What Happened to Revenues, Costs, Staff?

October 2012


The 2009-11 and 2011-13 state budgets had profound impacts on school districts and their finances. Aid cuts and tightened revenue limits in both state budgets squeezed school budgets. Law changes enacted in 2011 helped schools reduce benefit costs. Staff layoffs and retirements combined with the effects of the law changes helped districts reduce benefit costs $366.3 million in 2012, covering about 81% of the dollars lost due to revenue limit cuts. Reduced retirement costs generated the largest savings, accounting for about two of every three dollars in benefit cost reductions.

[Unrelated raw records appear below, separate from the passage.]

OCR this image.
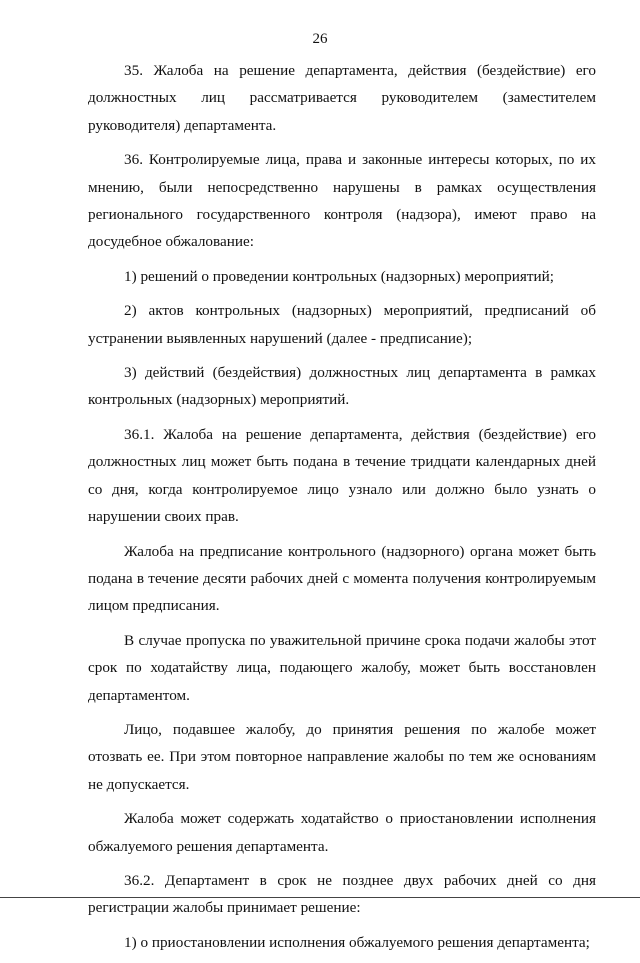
26

35. Жалоба на решение департамента, действия (бездействие) его должностных лиц рассматривается руководителем (заместителем руководителя) департамента.

36. Контролируемые лица, права и законные интересы которых, по их мнению, были непосредственно нарушены в рамках осуществления регионального государственного контроля (надзора), имеют право на досудебное обжалование:

1) решений о проведении контрольных (надзорных) мероприятий;

2) актов контрольных (надзорных) мероприятий, предписаний об устранении выявленных нарушений (далее - предписание);

3) действий (бездействия) должностных лиц департамента в рамках контрольных (надзорных) мероприятий.

36.1. Жалоба на решение департамента, действия (бездействие) его должностных лиц может быть подана в течение тридцати календарных дней со дня, когда контролируемое лицо узнало или должно было узнать о нарушении своих прав.

Жалоба на предписание контрольного (надзорного) органа может быть подана в течение десяти рабочих дней с момента получения контролируемым лицом предписания.

В случае пропуска по уважительной причине срока подачи жалобы этот срок по ходатайству лица, подающего жалобу, может быть восстановлен департаментом.

Лицо, подавшее жалобу, до принятия решения по жалобе может отозвать ее. При этом повторное направление жалобы по тем же основаниям не допускается.

Жалоба может содержать ходатайство о приостановлении исполнения обжалуемого решения департамента.

36.2. Департамент в срок не позднее двух рабочих дней со дня регистрации жалобы принимает решение:

1) о приостановлении исполнения обжалуемого решения департамента;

If a single word were to sum up the past 18 months in Wisconsin K-12 education, the word would be “tools.” In early 2011, the governor and legislative allies used the word in referring to controversial school-finance trade-offs they sought.
To close a multibillion-dollar deficit, the state’s 2011-13 budget reduced school aid by 8% and cut state limits on school revenues by 5.5%. To compensate, the governor sought what he viewed as greater budget and management flexibilities for districts. These so-called tools, made law in Act 10, addressed employee retirement contributions, health benefits, and collective bargaining.
Since enactment, two major questions have remained: Did the tools generate sufficient savings to compensate for cuts in school revenue limits? And, more broadly, given that the last two deficit-plagued state budgets (2009-11 and 2011-13) cut school aids and tightened revenue limits, did the cost relief offered relieve four years of state fiscal retrenchment? These questions were difficult, if not impossible, to answer until recently.
The first step in answering these questions is to understand school-finance history during the decades leading up to recent state deficits, including the impact of declining school enrollments and the related effects of state revenue limits.
With that historical context, it is possible to review actions taken in the 2009-11 and 2011-13 budgets, particularly as they relate to state aid, revenue limits, school staffing, and employee compensation. Only then can one assess whether a balance between the oft-mentioned tools and cuts in revenue limits and state aid was achieved.